Captain Ernscliffe bowed silently, and the angry flash in his dark eyes faded out at the melancholy tone and air of the frightened and wretched criminal.

"I lied to you when I told you that I did not marry Queenie Lyle," said Leon Vinton, looking down and speaking in a low, hoarse voice.

"The day she ran away with me I married her, and the certificate was placed in her hands.

"She thought she was my wife, but the pretended minister who performed the ceremony was only a boon companion of mine who had served me before in such an accommodating manner.

"It was the merest farce, but Queenie thought she was my legal wife.

"She would not have gone with me else. She was as pure and innocent as an angel."

He paused a moment, but he did not look up. He could not bear to meet the tiger glare in the eyes of the man before him. Clearing his throat nervously, he continued:

"I lived with her a year, and then we mutually wearied of each other.

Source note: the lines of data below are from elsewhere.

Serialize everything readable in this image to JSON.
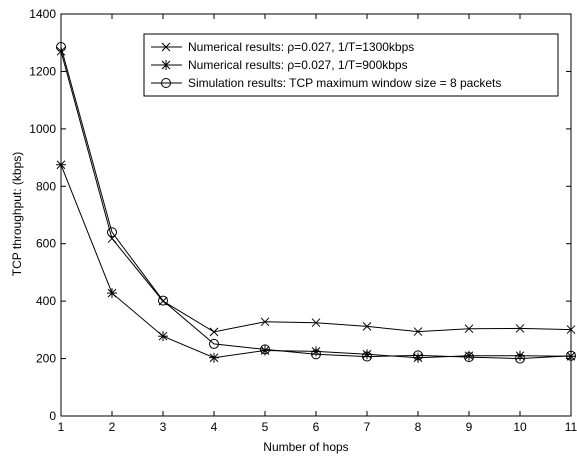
{
  "chart_data": {
    "type": "line",
    "title": "",
    "xlabel": "Number of hops",
    "ylabel": "TCP throughput: (kbps)",
    "xlim": [
      1,
      11
    ],
    "ylim": [
      0,
      1400
    ],
    "x_ticks": [
      1,
      2,
      3,
      4,
      5,
      6,
      7,
      8,
      9,
      10,
      11
    ],
    "y_ticks": [
      0,
      200,
      400,
      600,
      800,
      1000,
      1200,
      1400
    ],
    "grid": false,
    "legend_position": "top-right",
    "x": [
      1,
      2,
      3,
      4,
      5,
      6,
      7,
      8,
      9,
      10,
      11
    ],
    "series": [
      {
        "name": "Numerical results: ρ=0.027, 1/T=1300kbps",
        "marker": "x",
        "values": [
          1270,
          618,
          400,
          293,
          328,
          325,
          312,
          294,
          304,
          305,
          301
        ]
      },
      {
        "name": "Numerical results: ρ=0.027, 1/T=900kbps",
        "marker": "asterisk",
        "values": [
          875,
          428,
          278,
          203,
          228,
          225,
          215,
          203,
          210,
          210,
          208
        ]
      },
      {
        "name": "Simulation results: TCP maximum window size  = 8 packets",
        "marker": "circle",
        "values": [
          1285,
          640,
          402,
          251,
          232,
          215,
          207,
          211,
          205,
          200,
          210
        ]
      }
    ]
  }
}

"Her keen intuition soon showed her that she had been deceived in me, and that I was far different from the ideal which she had placed on a lofty pedestal and worshiped for awhile as a god among men.

"She scorned me then, and I hated her because she had found me out. In my rage I told her the truth, and then I tried to kill her."

"My God!" Captain Ernscliffe muttered, clenching his hands as though he would have torn the villain limb from limb.

"I thought I had killed her," pursued Vinton. "I strangled her with both my hands.

"I threw her down and trampled upon her beautiful face that had been her ruin.

"I hurriedly dug her a shallow grave, covered her over with the wet earth and leaves, and hastened back to the cottage by the river where we had lived together."

"Fiend!" thundered Captain Ernscliffe, springing furiously upon him.

The prisoner, chained as he was, could offer no resistance to his infuriated assailant. He did not even utter a cry.

But all in a moment Captain Ernscliffe remembered himself, and drew back before he had struck the fatal blow he had meditated. He would not harm a defenseless man.